Gemellaggio del Premio Exodus con il Festival Oy Oy Oy

Ondine

13 Ottobre 2010

Riportiamo il testo che Antonio Monaco Editore, Presidente di Monferrato Cult, scrisse per presentare la prima edizione di Oy oy oy- Festival internazionale di cultura ebraica . Queste riflessioni ci possono aiutare ancora oggi, per cercare di comprendere l'importanza per un territorio di investire in eventi culturali duraturi e di approfondimento. Queste parole degli amici di Oy oy oy, sono stimolo valido per aprire questa effettiva collaborazione fra Premio Exodus e tale manifestazione, gemellaggio che da quest'anno prende avvio. 

 

UN PONTE (GHESCER) CULTURALE DAL MONFERRATO

Fin dai tempi di Abramo, di Mosè e di Daniele, la vita ebraica è sempre stata segnata dalla lontananza. Da duemila anni in qua, fino alla fondazione dello Stato di Israele, la cultura ebraica è stata elaborata per lo più lontano dalla sua terra originaria: in Mesopotamia e in Spagna, in Francia e in Egitto, in Polonia e anche molto in Italia, sede con Roma delle più antica comunità ebraica occidentale, ininterrottamente attiva da più di due millenni.

Questa condizione di lontananza è testimoniata perfino nel nome: ivrì, ebreo, è secondo l'etimologia più diffusa, è colui che passa, che attraversa – fiumi, frontiere, difficoltà, persecuzioni, generazioni. Essa ha due aspetti. Da un lato è esilio, galut, lontananza dolorosa e luttuosa, dipendenza da potenze ostili, pericolo, impossibilità di vera autonomia. Dall'altra è incontro, scambio, missione. Israele non ha velleità di convertire gli altri popoli, ma fin dai tempi biblici si sente investito di una missione sacerdotale e sa di dover lavorare per la diffusione universale del monoteismo: un giorno, si recita nelle preghiere quotidiane, tutti riconosceranno l'unità di D-o e perfino il suo nome sarà uno. 

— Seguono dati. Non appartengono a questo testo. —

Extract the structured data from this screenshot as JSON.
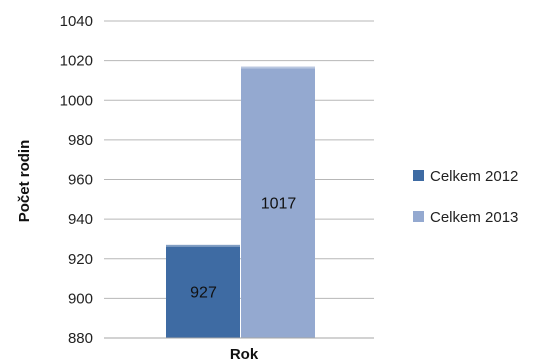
{
  "chart_data": {
    "type": "bar",
    "categories": [
      ""
    ],
    "series": [
      {
        "name": "Celkem 2012",
        "values": [
          927
        ],
        "color": "#3E6BA3"
      },
      {
        "name": "Celkem 2013",
        "values": [
          1017
        ],
        "color": "#94A9D0"
      }
    ],
    "xlabel": "Rok",
    "ylabel": "Počet rodin",
    "ylim": [
      880,
      1040
    ],
    "yticks": [
      880,
      900,
      920,
      940,
      960,
      980,
      1000,
      1020,
      1040
    ],
    "grid": true,
    "legend_position": "right"
  }
}
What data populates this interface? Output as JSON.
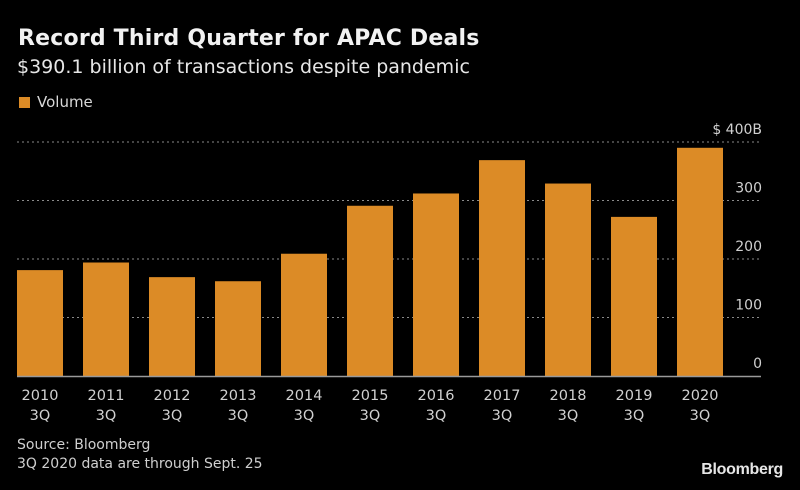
{
  "header": {
    "title": "Record Third Quarter for APAC Deals",
    "subtitle": "$390.1 billion of transactions despite pandemic"
  },
  "footer": {
    "source": "Source: Bloomberg",
    "note": "3Q 2020 data are through Sept. 25",
    "brand": "Bloomberg"
  },
  "colors": {
    "background": "#000000",
    "bar": "#dc8b26",
    "grid": "#8a8a8a",
    "axis": "#9a9a9a"
  },
  "chart_data": {
    "type": "bar",
    "title": "Record Third Quarter for APAC Deals",
    "subtitle": "$390.1 billion of transactions despite pandemic",
    "legend": [
      "Volume"
    ],
    "legend_position": "top-left",
    "xlabel": "",
    "ylabel": "",
    "y_axis_side": "right",
    "ylim": [
      0,
      400
    ],
    "yticks": [
      0,
      100,
      200,
      300,
      400
    ],
    "ytick_labels": [
      "0",
      "100",
      "200",
      "300",
      "$ 400B"
    ],
    "grid": true,
    "categories": [
      [
        "2010",
        "3Q"
      ],
      [
        "2011",
        "3Q"
      ],
      [
        "2012",
        "3Q"
      ],
      [
        "2013",
        "3Q"
      ],
      [
        "2014",
        "3Q"
      ],
      [
        "2015",
        "3Q"
      ],
      [
        "2016",
        "3Q"
      ],
      [
        "2017",
        "3Q"
      ],
      [
        "2018",
        "3Q"
      ],
      [
        "2019",
        "3Q"
      ],
      [
        "2020",
        "3Q"
      ]
    ],
    "series": [
      {
        "name": "Volume",
        "values": [
          181,
          194,
          169,
          162,
          209,
          291,
          312,
          369,
          329,
          272,
          390.1
        ]
      }
    ]
  }
}
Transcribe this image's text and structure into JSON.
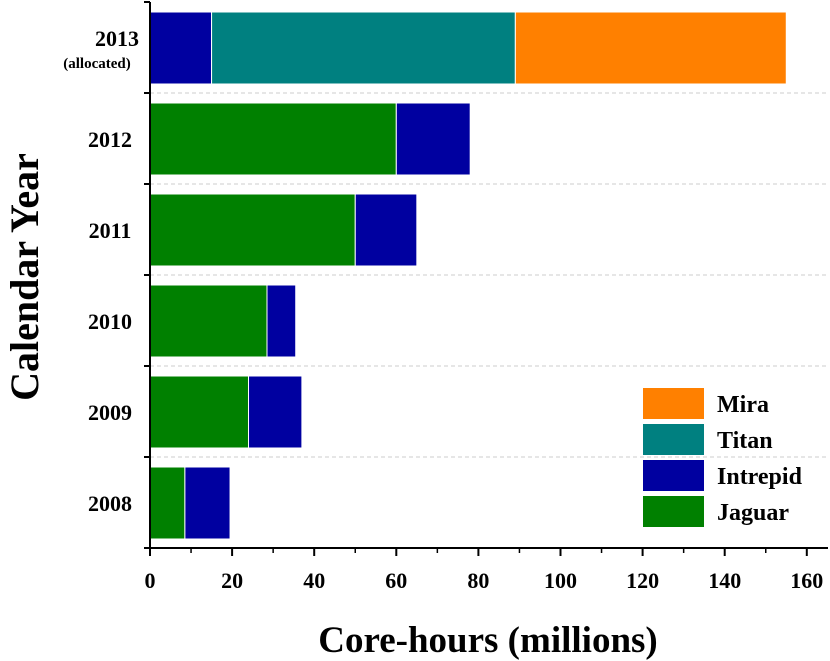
{
  "chart_data": {
    "type": "bar",
    "orientation": "horizontal",
    "stacked": true,
    "categories": [
      {
        "label": "2013",
        "sublabel": "(allocated)"
      },
      {
        "label": "2012",
        "sublabel": ""
      },
      {
        "label": "2011",
        "sublabel": ""
      },
      {
        "label": "2010",
        "sublabel": ""
      },
      {
        "label": "2009",
        "sublabel": ""
      },
      {
        "label": "2008",
        "sublabel": ""
      }
    ],
    "series": [
      {
        "name": "Jaguar",
        "color": "#008000",
        "values": [
          0,
          60,
          50,
          28.5,
          24,
          8.5
        ]
      },
      {
        "name": "Intrepid",
        "color": "#0000a0",
        "values": [
          15,
          18,
          15,
          7,
          13,
          11
        ]
      },
      {
        "name": "Titan",
        "color": "#008080",
        "values": [
          74,
          0,
          0,
          0,
          0,
          0
        ]
      },
      {
        "name": "Mira",
        "color": "#ff8000",
        "values": [
          66,
          0,
          0,
          0,
          0,
          0
        ]
      }
    ],
    "legend_order": [
      "Mira",
      "Titan",
      "Intrepid",
      "Jaguar"
    ],
    "legend_position": "bottom-right",
    "xlabel": "Core-hours (millions)",
    "ylabel": "Calendar Year",
    "xlim": [
      0,
      165
    ],
    "xticks": [
      0,
      20,
      40,
      60,
      80,
      100,
      120,
      140,
      160
    ],
    "grid": "horizontal dashed between categories"
  }
}
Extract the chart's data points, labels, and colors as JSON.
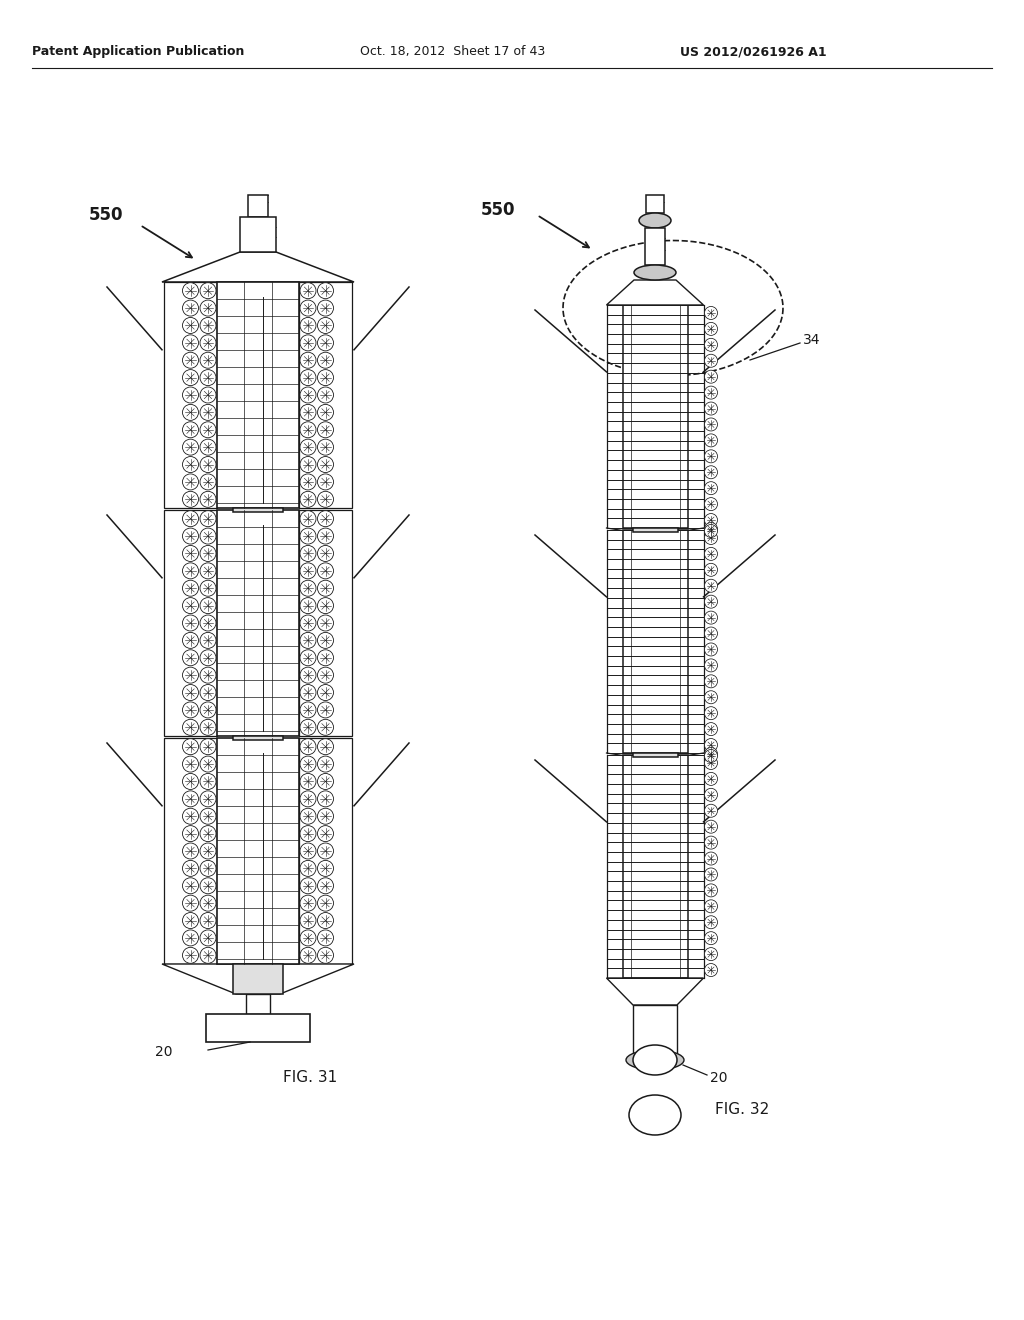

La disseminazione (diaspora) dell'ebraismo nel mondo da questo punto di vista è un fatto positivo, è, letteralmente, semina. Riconoscere i giusti nelle nazioni che incontra è una delle missioni che Israele ha sempre compiuto volentieri, dall'Avimelech biblico a Carlo Alberto – onorato ancora oggi in tutte le sinagoghe del Piemonte per aver decretato l'emancipazione – sino ai Giusti delle Nazioni che hanno sottratto delle vittime al nazismo e sono celebrati in Israele.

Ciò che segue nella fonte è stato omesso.